A review by ameya88
Baluta by Daya Pawar

4.0

My main issue with this book (in reality with myself) is that I did not really feel as strongly as this story demanded I should. Or to make myself the 'object' & deflect responsibility - I was not 'impacted' by the book as much as I needed to or should have when I rethink now about some of the horrific things I read.

Two reasons for this in all probability -
1) We have become numbed to reading about the sufferings of fellow human beings around us to the extent that we've already imagined the worst and it would take a lot more to shock me any more. The shock I felt later was not so much about the incidents he has described but more around how blasé he was about them.
2) Pawar's matter-of-fact style of exposition and it's translation kind of normalises this. I almost think I have been conditioned to need a raving Arnab equivalent, frothing at the mouth around the injustice of it all for it to make me feel bad about it.
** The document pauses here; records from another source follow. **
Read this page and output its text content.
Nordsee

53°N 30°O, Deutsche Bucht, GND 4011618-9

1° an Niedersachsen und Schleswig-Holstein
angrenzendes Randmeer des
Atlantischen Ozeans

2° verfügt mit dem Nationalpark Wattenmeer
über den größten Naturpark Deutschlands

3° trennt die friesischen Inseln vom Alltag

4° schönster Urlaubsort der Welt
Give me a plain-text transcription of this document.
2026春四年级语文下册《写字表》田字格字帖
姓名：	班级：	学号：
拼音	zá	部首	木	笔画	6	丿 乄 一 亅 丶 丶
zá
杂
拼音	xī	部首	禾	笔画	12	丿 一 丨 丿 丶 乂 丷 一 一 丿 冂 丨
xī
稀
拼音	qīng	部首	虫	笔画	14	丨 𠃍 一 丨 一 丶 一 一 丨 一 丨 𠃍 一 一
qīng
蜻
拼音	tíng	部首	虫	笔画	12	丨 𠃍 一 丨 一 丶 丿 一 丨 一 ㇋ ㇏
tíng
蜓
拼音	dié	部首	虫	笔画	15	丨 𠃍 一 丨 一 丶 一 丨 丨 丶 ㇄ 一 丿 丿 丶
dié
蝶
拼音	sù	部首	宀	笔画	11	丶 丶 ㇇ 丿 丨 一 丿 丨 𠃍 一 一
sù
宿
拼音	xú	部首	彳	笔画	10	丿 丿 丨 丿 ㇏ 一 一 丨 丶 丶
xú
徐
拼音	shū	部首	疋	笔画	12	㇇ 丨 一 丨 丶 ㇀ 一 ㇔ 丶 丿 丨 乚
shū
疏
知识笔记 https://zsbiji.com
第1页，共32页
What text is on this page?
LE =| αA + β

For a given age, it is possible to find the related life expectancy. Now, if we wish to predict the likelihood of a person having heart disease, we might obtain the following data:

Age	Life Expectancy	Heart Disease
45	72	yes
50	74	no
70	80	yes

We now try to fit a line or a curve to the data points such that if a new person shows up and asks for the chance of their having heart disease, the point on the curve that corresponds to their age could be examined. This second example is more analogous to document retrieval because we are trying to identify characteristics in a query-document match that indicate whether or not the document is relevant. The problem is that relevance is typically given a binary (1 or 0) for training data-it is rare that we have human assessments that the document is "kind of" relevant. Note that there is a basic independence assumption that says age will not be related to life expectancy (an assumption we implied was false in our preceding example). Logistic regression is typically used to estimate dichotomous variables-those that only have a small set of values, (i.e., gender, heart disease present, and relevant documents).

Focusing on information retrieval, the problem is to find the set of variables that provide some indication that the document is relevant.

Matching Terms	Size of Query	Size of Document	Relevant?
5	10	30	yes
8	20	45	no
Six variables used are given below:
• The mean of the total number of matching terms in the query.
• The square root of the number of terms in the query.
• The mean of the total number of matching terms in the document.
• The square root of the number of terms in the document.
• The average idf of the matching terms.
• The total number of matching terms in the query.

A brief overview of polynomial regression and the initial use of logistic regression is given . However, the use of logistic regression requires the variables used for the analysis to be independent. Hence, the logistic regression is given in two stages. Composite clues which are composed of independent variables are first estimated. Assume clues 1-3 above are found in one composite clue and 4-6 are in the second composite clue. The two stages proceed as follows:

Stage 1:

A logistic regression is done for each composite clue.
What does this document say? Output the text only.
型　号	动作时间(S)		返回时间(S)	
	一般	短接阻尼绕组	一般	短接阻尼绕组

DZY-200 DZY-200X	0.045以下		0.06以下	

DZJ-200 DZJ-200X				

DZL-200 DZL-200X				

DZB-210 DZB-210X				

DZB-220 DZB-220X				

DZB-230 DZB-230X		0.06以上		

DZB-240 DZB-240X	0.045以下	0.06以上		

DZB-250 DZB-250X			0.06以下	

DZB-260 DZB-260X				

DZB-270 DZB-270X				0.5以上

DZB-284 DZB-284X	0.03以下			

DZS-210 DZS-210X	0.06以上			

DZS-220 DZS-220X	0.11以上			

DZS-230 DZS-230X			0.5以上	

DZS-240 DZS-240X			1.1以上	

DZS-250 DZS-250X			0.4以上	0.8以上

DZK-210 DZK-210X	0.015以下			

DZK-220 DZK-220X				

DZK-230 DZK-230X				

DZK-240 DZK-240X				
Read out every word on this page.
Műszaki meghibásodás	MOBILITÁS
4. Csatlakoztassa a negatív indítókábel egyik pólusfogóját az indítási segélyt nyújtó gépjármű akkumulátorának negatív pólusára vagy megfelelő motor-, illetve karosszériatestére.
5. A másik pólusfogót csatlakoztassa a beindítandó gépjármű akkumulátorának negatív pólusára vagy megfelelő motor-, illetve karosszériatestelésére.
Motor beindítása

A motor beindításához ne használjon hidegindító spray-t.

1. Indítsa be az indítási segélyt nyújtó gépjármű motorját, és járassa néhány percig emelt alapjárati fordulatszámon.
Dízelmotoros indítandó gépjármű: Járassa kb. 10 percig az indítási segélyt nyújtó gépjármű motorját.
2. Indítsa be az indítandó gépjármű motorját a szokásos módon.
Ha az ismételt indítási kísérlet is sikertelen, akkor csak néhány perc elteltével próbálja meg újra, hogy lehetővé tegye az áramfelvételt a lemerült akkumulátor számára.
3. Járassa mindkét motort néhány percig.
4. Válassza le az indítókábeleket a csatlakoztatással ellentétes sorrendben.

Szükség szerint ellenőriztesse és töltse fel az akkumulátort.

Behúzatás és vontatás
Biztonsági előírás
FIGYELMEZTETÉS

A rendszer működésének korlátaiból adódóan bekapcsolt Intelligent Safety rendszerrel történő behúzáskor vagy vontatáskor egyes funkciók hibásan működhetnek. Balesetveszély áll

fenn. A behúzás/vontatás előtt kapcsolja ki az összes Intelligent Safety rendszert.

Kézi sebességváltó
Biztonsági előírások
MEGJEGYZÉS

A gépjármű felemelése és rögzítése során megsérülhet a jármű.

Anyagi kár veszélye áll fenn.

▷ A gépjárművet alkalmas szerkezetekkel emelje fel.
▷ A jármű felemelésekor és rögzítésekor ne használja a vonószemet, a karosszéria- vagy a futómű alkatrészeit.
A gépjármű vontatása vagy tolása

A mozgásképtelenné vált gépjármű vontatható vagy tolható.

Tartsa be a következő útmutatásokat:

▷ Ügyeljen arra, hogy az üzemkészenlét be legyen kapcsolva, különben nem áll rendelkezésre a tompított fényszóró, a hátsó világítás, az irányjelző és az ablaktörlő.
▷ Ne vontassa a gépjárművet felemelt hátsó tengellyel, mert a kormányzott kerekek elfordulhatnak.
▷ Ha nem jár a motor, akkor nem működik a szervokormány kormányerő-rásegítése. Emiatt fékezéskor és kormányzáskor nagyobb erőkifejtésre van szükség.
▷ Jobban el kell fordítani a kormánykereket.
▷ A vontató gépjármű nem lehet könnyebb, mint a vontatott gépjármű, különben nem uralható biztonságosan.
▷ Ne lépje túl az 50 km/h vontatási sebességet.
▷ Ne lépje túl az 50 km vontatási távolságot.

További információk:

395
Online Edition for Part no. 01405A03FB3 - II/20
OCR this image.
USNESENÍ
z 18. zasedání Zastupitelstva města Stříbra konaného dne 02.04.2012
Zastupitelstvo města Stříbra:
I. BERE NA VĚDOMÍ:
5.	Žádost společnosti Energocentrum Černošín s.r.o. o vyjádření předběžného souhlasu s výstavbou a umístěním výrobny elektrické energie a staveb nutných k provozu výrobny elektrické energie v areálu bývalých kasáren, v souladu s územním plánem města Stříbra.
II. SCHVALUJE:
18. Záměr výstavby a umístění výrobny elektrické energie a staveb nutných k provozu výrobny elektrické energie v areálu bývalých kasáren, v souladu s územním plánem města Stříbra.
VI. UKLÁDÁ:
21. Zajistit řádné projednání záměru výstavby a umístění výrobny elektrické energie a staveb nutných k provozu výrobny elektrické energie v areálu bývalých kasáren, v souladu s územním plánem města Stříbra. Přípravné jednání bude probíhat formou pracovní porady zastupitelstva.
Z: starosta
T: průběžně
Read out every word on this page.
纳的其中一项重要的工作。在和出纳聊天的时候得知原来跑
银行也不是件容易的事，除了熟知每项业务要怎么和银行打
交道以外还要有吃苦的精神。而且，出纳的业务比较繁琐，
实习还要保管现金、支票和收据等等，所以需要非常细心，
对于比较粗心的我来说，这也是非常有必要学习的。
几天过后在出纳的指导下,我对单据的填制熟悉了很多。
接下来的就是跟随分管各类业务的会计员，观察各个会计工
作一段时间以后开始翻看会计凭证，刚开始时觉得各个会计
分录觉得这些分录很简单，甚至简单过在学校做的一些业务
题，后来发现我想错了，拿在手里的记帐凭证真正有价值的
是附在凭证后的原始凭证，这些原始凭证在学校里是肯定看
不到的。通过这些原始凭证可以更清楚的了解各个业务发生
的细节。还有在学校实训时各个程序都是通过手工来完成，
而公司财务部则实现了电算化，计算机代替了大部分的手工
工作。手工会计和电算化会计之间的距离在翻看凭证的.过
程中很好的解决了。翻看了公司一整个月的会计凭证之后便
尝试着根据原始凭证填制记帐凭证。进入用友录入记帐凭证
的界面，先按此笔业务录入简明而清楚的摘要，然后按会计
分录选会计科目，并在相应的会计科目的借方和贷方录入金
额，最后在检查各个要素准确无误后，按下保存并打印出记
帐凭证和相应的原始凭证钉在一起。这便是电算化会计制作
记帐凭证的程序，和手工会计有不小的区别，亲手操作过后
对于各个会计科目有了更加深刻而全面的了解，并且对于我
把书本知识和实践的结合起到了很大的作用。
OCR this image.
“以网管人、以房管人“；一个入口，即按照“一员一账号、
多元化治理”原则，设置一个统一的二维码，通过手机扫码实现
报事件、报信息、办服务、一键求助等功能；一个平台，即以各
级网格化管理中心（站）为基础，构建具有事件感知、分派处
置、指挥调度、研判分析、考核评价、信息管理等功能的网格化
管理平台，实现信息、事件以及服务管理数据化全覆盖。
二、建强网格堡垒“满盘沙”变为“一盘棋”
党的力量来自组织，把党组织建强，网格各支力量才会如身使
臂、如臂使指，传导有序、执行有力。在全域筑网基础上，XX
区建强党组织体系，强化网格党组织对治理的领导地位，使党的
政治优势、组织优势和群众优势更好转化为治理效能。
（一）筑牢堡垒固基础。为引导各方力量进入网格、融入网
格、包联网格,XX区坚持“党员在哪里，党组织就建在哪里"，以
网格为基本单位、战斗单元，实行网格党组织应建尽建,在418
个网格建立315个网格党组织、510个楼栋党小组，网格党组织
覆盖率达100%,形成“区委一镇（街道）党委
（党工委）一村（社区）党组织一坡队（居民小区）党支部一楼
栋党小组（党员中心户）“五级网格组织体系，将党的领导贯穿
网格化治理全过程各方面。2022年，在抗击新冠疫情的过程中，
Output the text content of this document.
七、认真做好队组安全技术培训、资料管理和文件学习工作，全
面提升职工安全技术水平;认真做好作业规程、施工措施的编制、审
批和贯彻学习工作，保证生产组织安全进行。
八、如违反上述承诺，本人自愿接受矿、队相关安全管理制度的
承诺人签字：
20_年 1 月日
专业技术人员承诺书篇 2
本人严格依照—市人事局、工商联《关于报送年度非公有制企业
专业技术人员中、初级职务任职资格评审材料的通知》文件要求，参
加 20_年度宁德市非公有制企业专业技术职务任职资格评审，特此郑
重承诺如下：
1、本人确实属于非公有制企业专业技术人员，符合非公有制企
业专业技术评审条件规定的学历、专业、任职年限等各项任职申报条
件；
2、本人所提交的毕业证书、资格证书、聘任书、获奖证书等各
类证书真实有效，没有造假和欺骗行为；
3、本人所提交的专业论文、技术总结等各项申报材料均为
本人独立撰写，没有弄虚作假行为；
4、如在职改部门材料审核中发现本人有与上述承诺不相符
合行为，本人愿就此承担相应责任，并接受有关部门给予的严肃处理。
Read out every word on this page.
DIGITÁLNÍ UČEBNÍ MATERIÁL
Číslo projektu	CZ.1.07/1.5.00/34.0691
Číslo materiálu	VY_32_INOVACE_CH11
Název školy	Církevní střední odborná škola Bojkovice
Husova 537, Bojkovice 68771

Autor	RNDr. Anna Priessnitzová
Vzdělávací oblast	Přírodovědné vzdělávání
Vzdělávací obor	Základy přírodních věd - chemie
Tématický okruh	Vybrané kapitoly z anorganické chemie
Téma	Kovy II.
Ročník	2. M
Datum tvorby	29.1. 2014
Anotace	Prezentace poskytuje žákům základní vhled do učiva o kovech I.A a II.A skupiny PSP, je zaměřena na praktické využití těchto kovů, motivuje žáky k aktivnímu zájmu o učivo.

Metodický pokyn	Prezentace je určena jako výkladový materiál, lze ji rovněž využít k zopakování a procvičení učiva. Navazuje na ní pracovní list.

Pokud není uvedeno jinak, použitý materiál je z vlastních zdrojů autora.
Nevertheless, it is an eye-opener of a book - which kind of tells us where some of the other less members of our society actually started from and why having discussions on privilege and equality and affirmative action without living these lives is merely lip service. It is brutally honest - when the author talks about himself, his family, the community and how they fell short as well and I truly hope parts of it are mandatory reading in the school textbooks of the future at least.

I'm assuming this was not an easy book to translate given the tonality, and it is evidently jarring in some places but Jerry Pinto is a boon to Marathi literature for making it accessible to new generations and audiences, circumventing the barriers of language. And while there are many, I wish future editions have more footnotes - I had to rely on Wikipedia quite frequently - as we grow further from the era in which this book was written a lot of the characters, political movements, places and incidences will be unfamiliar to newer audiences like myself.